Джон Форд как-то сказал Спилбергу-подростку, что если тот поймёт, почему линия горизонта в кадре проходит вверху или внизу, то из него получится хороший режиссёр. У Караско горизонт редко проходит по центру кадра. Камера либо направлена резко вниз, к ногам и скалам, либо, наоборот, запечатлевает людей на фоне неба – так, как это мог бы, возможно, снять Эйзенштейн. Тараумара связаны в кадре либо с землёй, либо с небесной синевой. Их движения всегда вписаны в окружающее пространство и никогда с ним не конфликтуют.

 

Кадр из фильма Раймонды Караско «Тутугури – Тараумара 79»  / Кадр из фильма Сергея Эйзенштейна и Григория Александрова «Да здравствует Мексика!»

 

9. Сон

Фильмы о тараумара лишены антропологических претензий и традиционных тем (институты, механика обмена, структура власти). Точно так же их трудно назвать документальными. Их легче описать как сновидческие: замедленные движения, абстрактный фон, Градива, шагающая в мерцающем мареве. Как это бывает во сне, фильмы иногда зацикливаются на одном жесте или крупном плане, тщетно пытаясь снова и снова его ухватить. Это загипнотизированный, но при этом всё равно любопытствующий, ищущий взгляд – взгляд не учёного, а поэта, наслаждающегося своей привилегией присутствия.

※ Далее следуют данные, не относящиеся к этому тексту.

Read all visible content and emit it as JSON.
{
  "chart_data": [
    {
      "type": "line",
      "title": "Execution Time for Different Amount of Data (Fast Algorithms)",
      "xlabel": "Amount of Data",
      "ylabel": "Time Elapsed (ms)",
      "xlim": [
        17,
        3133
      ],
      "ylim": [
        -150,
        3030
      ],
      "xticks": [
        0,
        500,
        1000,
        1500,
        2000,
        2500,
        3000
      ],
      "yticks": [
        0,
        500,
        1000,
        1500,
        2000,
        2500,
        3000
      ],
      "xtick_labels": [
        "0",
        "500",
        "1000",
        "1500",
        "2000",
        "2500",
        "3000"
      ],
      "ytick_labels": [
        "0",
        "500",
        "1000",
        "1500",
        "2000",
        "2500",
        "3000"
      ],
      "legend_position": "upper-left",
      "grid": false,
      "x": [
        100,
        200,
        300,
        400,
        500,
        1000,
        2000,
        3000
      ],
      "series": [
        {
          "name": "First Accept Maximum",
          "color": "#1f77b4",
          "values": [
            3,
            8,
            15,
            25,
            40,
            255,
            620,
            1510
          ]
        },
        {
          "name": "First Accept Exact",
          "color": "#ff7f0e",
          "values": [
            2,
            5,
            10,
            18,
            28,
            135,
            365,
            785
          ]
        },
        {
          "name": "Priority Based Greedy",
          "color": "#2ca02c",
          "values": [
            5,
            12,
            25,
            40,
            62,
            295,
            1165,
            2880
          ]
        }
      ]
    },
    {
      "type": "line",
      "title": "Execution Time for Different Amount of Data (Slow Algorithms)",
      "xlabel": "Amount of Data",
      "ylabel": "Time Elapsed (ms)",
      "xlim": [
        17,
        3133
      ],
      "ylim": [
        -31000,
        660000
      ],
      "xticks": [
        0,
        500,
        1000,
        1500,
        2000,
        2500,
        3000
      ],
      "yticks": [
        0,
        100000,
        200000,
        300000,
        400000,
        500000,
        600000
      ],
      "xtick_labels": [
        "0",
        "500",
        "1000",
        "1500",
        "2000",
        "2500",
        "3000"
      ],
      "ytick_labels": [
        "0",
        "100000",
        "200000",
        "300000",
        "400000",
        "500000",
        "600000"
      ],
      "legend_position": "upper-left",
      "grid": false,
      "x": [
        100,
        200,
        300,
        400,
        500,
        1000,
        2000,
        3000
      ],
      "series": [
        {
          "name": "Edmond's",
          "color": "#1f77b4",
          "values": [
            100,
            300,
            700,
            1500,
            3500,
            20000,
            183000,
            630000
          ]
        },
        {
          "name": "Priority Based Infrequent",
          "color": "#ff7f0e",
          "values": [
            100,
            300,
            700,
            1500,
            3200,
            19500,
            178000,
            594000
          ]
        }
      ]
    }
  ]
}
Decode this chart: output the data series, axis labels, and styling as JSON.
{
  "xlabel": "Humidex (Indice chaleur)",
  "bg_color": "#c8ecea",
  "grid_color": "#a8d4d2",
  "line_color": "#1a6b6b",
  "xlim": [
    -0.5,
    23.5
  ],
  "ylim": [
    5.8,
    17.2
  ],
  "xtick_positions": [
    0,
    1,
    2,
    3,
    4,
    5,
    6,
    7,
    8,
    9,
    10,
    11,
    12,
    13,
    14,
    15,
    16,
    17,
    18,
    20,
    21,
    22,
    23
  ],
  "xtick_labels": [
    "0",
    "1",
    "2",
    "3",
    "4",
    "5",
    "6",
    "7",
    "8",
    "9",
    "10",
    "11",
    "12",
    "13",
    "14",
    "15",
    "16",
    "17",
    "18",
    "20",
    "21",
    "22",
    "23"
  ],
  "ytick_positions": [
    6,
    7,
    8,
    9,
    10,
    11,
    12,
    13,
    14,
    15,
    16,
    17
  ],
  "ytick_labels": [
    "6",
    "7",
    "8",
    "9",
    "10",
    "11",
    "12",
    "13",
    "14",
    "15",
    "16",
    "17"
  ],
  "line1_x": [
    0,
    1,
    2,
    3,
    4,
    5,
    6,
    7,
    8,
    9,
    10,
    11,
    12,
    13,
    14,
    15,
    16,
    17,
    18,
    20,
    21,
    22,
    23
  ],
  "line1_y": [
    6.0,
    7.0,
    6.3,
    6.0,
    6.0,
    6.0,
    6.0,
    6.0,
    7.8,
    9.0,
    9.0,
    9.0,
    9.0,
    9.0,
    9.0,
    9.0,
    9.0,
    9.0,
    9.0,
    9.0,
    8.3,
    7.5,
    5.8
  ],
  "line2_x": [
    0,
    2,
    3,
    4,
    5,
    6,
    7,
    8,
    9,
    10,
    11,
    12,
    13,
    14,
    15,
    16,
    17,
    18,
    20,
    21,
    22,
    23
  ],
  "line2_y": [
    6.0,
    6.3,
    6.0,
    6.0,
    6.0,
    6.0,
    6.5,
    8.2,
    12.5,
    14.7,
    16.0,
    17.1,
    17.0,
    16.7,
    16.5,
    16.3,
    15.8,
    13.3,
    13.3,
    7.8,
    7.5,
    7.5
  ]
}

Караско: «Я не хочу становиться антропологом. Это одна из вещей, которым я сопротивляюсь. Я люблю этих людей. Всё это политические вопросы: эти люди медленно умирают, и никто ничего не говорит, и они умрут в танце» [1].

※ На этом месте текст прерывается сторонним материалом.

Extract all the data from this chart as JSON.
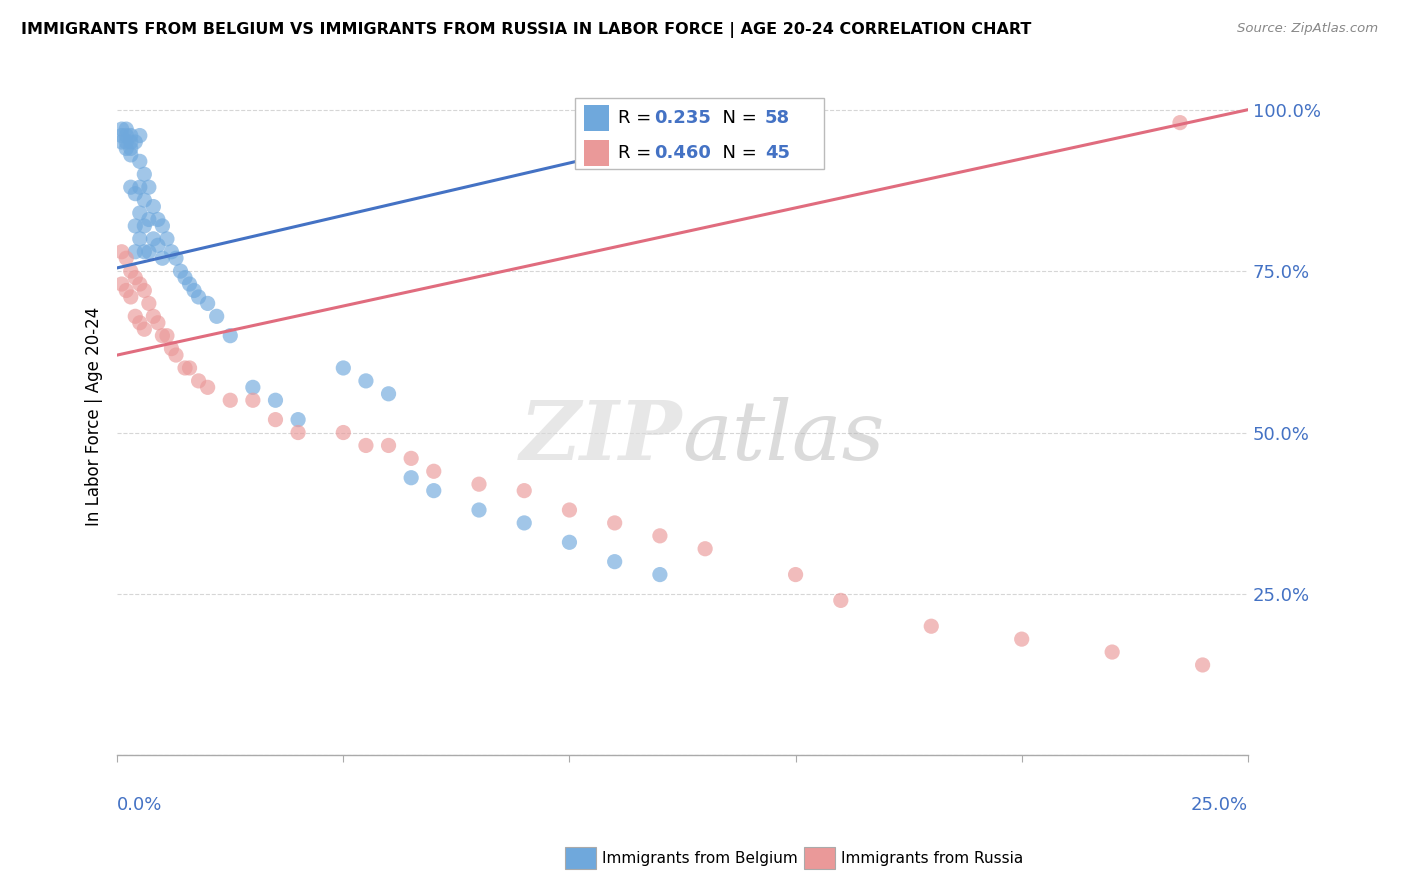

Караско не снимает о тараумара то, что уже поняла. Наоборот, она снимает тараумара, чтобы начать что-то о них понимать. Её цикл фильмов растянулся на десятилетия не из-за исследовательской дотошности, а из-за величайшей режиссёрской деликатности, требующей провести с героями годы, прежде чем заслужить права на понимание. Вот иллюстрация к тому, что этика и форма в кино связаны неразрывно – потому что оба задают вопрос об обращении с материалом.

 

Кадр из фильма Раймонды Караско «Тутугури – Тараумара 79»

 

10. Фрагмент

В фильмах Раймонды Караско нет целого. В этом смысле её фильмы – и «Градива», и начатый в конце десятилетия цикл о тараумара – принадлежат эпохе 1970-х, особенно остро почувствовавшей фрагментарность мира. Но Караско превращает фрагмент в мотив, в единицу мысли – и открывает в нём новые возможности для кино: загадку, намёк на большее, ключ к воображаемому, эскизность черновика, отрывочность дублей, бессвязность дневниковых заметок, приблизительность эксперимента, тающую обрывочность следов, оставленных путешественником, повторяемость элементов ритуала, бессвязность сна, мимолётность шага, промельк Градивы среди руин.

 

Кадр из фильма Раймонды Караско «Тарумара 78»

 

Артём Хлебников

 

Примечания:

[1] Цит. по Nicole Brenez, «Thinking as Feast» [Назад]

 

Источники:

Brenez, Nicole. “Thinking as Feast: Raymonde Carasco.” Film as Philosophy, edited by Bernd Herzogenrath, University of Minnesota Press, Minneapolis; London, 2017, pp. 219–240.

Антонен Арто, Тараумара. Пер. с франц. Н. Притузовой. – М.: Kolonna publications, Митин Журнал, 2006.

Градива: Вильгельм Йенсен, Зигмунд Фрейд, Карл Густав Юнг, Андре Бретон, Ролан Барт, Жак Деррида. Послесл. И. Соболевой. – Б.м.: Salamandra P.V.V., 2012.